Il publie ensuite «1815», ouvrage monumental en trois parties (publiées en 1893, 1899 et 1905) qui s’appuie sur la quasi-totalité des sources alors disponibles et comporte un appareil critique extrêmement abondant. Journaliste, il collabore à de nombreux périodiques auxquels il donne des articles d’archéologie, d’histoire et de littérature : «L’Artiste», «La Presse», «la Revue du XIXe siècle» (sous le pseudonyme de Georges Werner), «La Revue française», «la Gazette des Beaux-Arts, Le Journal des Débats». Il est élu à l’Académie Française en 1894. Selon André de Fouquières, «il a épousé une Américaine qui tenait fort à ce qu’on l’appelât comtesse Henry Houssaye.» Henry Houssaye habite d’abord l’hôtel particulier de son père 39 avenue de Friedland (8e arrondissement) avant de s’installer 50 avenue Victor-Hugo (16e arrondissement). Henry Houssaye s’éteint à Paris le 23 septembre 1911.

Extraits (de jugements par ses contemporains) :

Anatole France : Chez M. Henry Houssaye, pas de phrases, point de paroles vaines et ornées. Partout la vérité des faits et l’éloquence des choses.

Jules Simon : Je rends justice à cette étude savante, à cette exposition claire et complète où l’auteur laisse parler les faits sans-y mêler aucune réflexion, et dans laquelle cependant on lit sa pensée à chaque page.

Ferdinand Brunetière : Précision des renseignements, choix heureux des détails, netteté de l’ordonnance, juste proportion des parties, vigueur enfin du style, tout concourt à faire de ces livres comme un tableau dont la sévère beauté n’a d’égale que la solidité de l’instruction qu’on en tire.

Œuvres : Histoire d’Apelles (1867) ; L’Armée dans la Grèce antique (1867) ; Histoire d’Alcibiade et de la République athénienne, depuis la mort de Périclès jusqu’à l’avènement des trente tyrans (1873) ; Le Premier Siège de Paris, an 52 avant l’ère chrétienne (1876) ; Le Nombre des citoyens d’Athènes au Ve siècle avant l’ère chrétienne (1882) ; L’Ostracisme à Athènes (1883) ; La Loi agraire à Sparte (1884) ; Athènes, Rome, Paris, l’histoire et les mœurs (1879, essais) ; Aspasie, Cléopâtre, Théodora» (1889, essais).

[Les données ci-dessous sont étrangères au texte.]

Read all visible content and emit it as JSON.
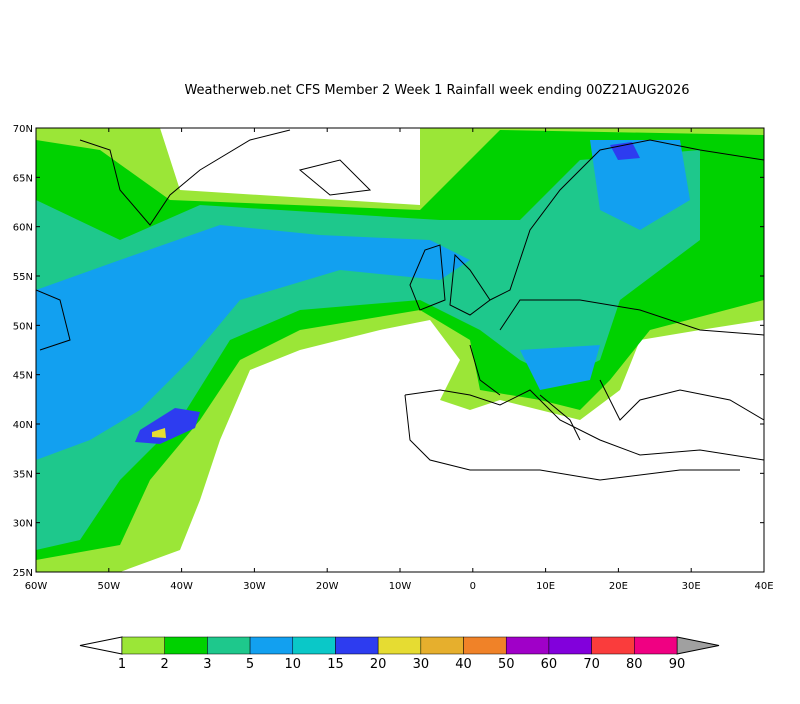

Distinctions : chevalier (28 octobre 1871), officier de la Légion d’honneur (31 décembre 1895).

Sources : Base Léonore (Légion d’honneur). Wikipedia Date de création : 2009-07-06.

Monument

La sépulture est ornée d’un buste en bronze de l’académicien, œuvre non datée mais signée par Jean Baptiste, dit Auguste, Clesinger (1814-1883), lui-même enterré dans la 11ème Division.